The first-ever study into factors influencing the choice of Caesarean sections has revealed some interesting information around why doctors and clinicians push their patients to go for this option.
After seeing C-section rates rising substantially over the past few decades, often without clear rationale and limited additional maternal or neonatal benefits, and without medically justifiable reasons, researchers embarked on a study to uncover the truth behind this phenomenon.
It was discovered that almost 70% of doctors who deliver babies by C-section may do so because they're afraid of being sued. Coupled with this, some also indicate that they choose C-sections in order to avoid damage to the woman's body or because there is insufficient staff to allow for vaginal birth.
Some also said that performing C-sections is more "convenient" and "organised". All of this, despite evidence that natural, vaginal births are safer and less likely to involve complications.
An international study
Once more than 7 700 obstetricians and just under 1 200 midwives from 20 countries submitted their responses regarding the topic, the Public Library of Science One (PLoS One) published the study: Clinicians' views of factors influencing decisionmaking for Caesarean section: A systematic review and metasynthesis of qualitative, quantitative and mixed methods studies.
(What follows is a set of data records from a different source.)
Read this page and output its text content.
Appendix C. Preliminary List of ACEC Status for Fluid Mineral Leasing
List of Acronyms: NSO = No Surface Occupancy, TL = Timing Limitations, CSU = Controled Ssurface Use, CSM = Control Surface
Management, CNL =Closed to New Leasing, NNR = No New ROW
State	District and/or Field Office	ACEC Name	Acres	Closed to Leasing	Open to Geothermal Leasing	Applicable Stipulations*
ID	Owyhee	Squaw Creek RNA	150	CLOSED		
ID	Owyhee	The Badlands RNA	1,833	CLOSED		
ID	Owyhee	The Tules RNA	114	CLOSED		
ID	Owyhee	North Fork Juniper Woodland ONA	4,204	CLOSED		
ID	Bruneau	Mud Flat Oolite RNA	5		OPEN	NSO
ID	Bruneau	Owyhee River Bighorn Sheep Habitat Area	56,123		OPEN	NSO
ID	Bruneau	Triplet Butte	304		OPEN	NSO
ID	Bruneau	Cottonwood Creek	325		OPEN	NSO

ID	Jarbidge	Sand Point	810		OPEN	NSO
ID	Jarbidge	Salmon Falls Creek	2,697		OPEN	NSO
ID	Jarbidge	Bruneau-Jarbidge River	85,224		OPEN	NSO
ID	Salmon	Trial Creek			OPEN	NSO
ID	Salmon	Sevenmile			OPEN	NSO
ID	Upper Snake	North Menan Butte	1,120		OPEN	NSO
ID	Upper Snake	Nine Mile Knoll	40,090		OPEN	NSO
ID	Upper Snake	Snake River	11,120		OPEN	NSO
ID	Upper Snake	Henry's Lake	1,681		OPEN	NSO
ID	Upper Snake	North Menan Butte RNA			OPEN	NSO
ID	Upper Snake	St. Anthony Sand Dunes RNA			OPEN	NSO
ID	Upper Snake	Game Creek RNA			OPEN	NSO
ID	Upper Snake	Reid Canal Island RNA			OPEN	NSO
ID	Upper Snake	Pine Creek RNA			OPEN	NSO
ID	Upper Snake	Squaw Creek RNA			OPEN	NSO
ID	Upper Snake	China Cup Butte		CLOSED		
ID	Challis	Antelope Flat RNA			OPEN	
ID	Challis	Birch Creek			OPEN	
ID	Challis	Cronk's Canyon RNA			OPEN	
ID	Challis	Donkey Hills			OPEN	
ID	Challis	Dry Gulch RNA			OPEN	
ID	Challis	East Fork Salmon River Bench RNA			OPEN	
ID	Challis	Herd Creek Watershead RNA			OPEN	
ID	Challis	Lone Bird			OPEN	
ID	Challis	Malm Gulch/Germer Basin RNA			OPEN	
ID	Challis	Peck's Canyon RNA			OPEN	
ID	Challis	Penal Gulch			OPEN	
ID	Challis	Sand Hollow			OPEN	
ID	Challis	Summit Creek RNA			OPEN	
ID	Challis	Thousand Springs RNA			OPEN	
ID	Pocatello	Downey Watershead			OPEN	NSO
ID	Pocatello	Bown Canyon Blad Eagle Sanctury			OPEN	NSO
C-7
Hailing from Trinity College in Dublin, Ireland and Sahlgrenska Academy at Sweden's University of Gothenburg, the researchers observed that about a quarter of women in the United Kingdom (UK) and a third of those in Ireland gave birth by C-section.
In South Africa, the number of C-sections is particularly high in private hospitals. Sydney Grove, a male midwife and the General Manager of the Origin Family-Centred Maternity Hospital, said that South Africa's C-section rate is lower in government hospitals than in the private sector.
A recent official review put the rate at 65%, but this has gone up to 85–90% in some private hospitals, and even 100% in some individual hospitals at particular times of the year.
"The whole drive is to decrease the C-section rate, and the World Health Organization (WHO) puts the rate to aim for at 15–20%, but I think the goal in South Africa should be not more than 25–30%.
"For example, according to our statistics at Origin Family-Centred Maternity Hospital, over the 12-month period from 1 March 2017 until the end of February 2018 our C-section rate was 35.8%. This includes planned and unplanned or emergency C-sections and those stemming from clients aiming for a VBAC (vaginal birth after Caesarean) where it ended up as a C-section.
"The gynaecologists whom we partner with deal with more high-risk cases, which also raises this percentage. Since March our rate has been around 25%," said Grove.
Practising defensive medicine
Grove added that incidences of litigation have increased and doctors tend to practice what they call "defensive medicine", where they would rather prematurely take the decision to cut (perform a C-section).
He also said that over the last few decades, nursing training has been "watered down" and doctors may find it difficult to trust midwives in the labour wards to call them in an emergency.
"Decision-making becomes very challenging for doctors if they suddenly need to make a decision on a patient in the middle of the night, perhaps working with a particular staff member or limited staff that they don't trust.
"So, quicker procedures and invasive procedures become the order of the day – and that is why we are where we are. We need more nursing staff and, in particular, midwives to be cultivated, who work at institutions where they have developed ownership for what they do," said Grove.